The students at Park Community School had just three days to find out about the First World War, research Gallipoli, design their artworks and make them.
Alison Mills, the Development Manager at North Devon Museum, brought along a collection of artefacts for the students to study and inspire the ideas for their creations. The Sweetheart Cushion and tear bottles generated several responses from the students which were very moving.
In workshops with artist Jane Churchill they learnt new techniques and discovered the conditions that affected the men who travelled to the Dardanelles to take part in the Gallipoli Campaign. Many soldiers from Devon regiments died in Gallipoli and this project asked young artists to find a way to engage imaginatively with the human reality of what life was like during the First World War.
These pieces discuss the dreams and longings of soldiers far from home against the backdrop of the terrible conditions they faced in reality.
Two of the students from West Buckland School describe how they developed their pieces in the video below. They also spoke about the project at the schools’ conference – see their presentation here.
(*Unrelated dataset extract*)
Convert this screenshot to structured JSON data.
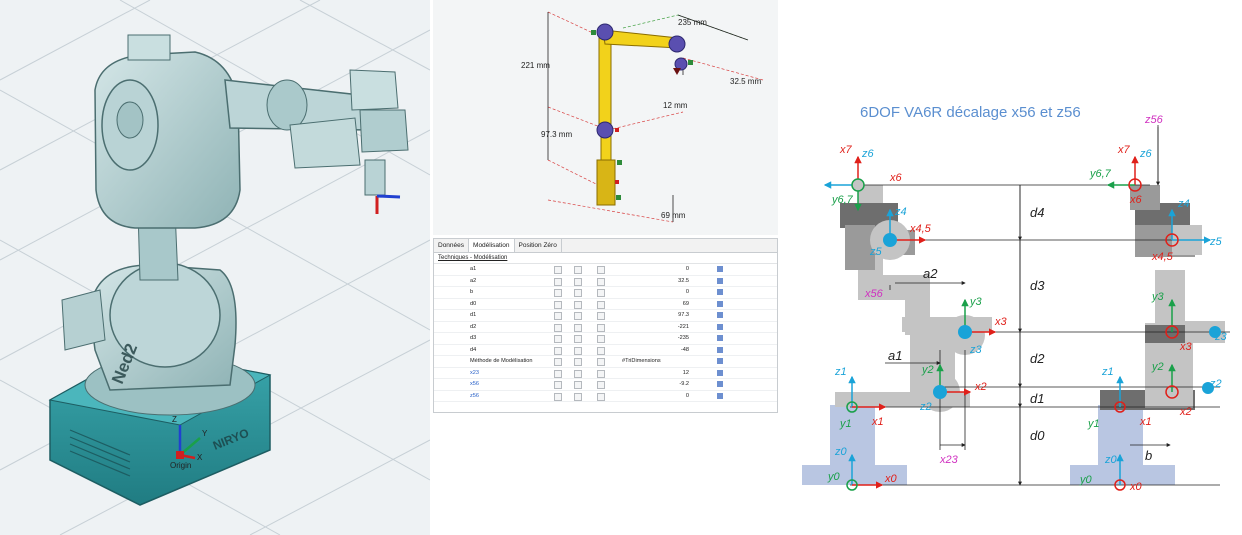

Comments from the teachers
Katie Phillips, Head of Art at the Park School said:
‘Our students found Jane Churchill’s enthusiastic teaching style captivating. Her knowledge of materials and techniques enabled all of our students to create a personalised response to the Gallipoli Campaign. Many of the students felt that her stories and personal artwork made this war from over 100 years ago feel like it was only yesterday!’
The art work they present is the response of these young artists to all they learnt about World War One and Gallipoli, and how objects from one hundred years ago contain memories and stories just waiting to inspire us.
Cameron Main, Head of Art at West Buckland School, said:
‘It was such a pleasure to be asked to work with Jane Churchill, DAISI Arts, Barnstaple Museum and the Gallipoli Centenary Education Project to bring such an important event to life. It was a real thrill for the young artists to not only work with a practicing artist but also interact with artefacts from the time period and specifically the Gallipoli Campaign. The body of work created by West Buckland School students, of all nationalities, is their interpretation of their reaction, not only to the events in Gallipoli, but also to the idea of conflict as a whole. The students had nine days to record, design and create these pieces. Working to such a tight timescale has been a challenge but the impact of the workshop with Julian Vayne (from North Devon Museum) and Jane Churchill ensured that not a moment was spent without trying new techniques and reflecting on how their own pieces reflected the conditions and atmosphere of the time. The students have enjoyed this experience and hope that museum visitors enjoy their creations as well.’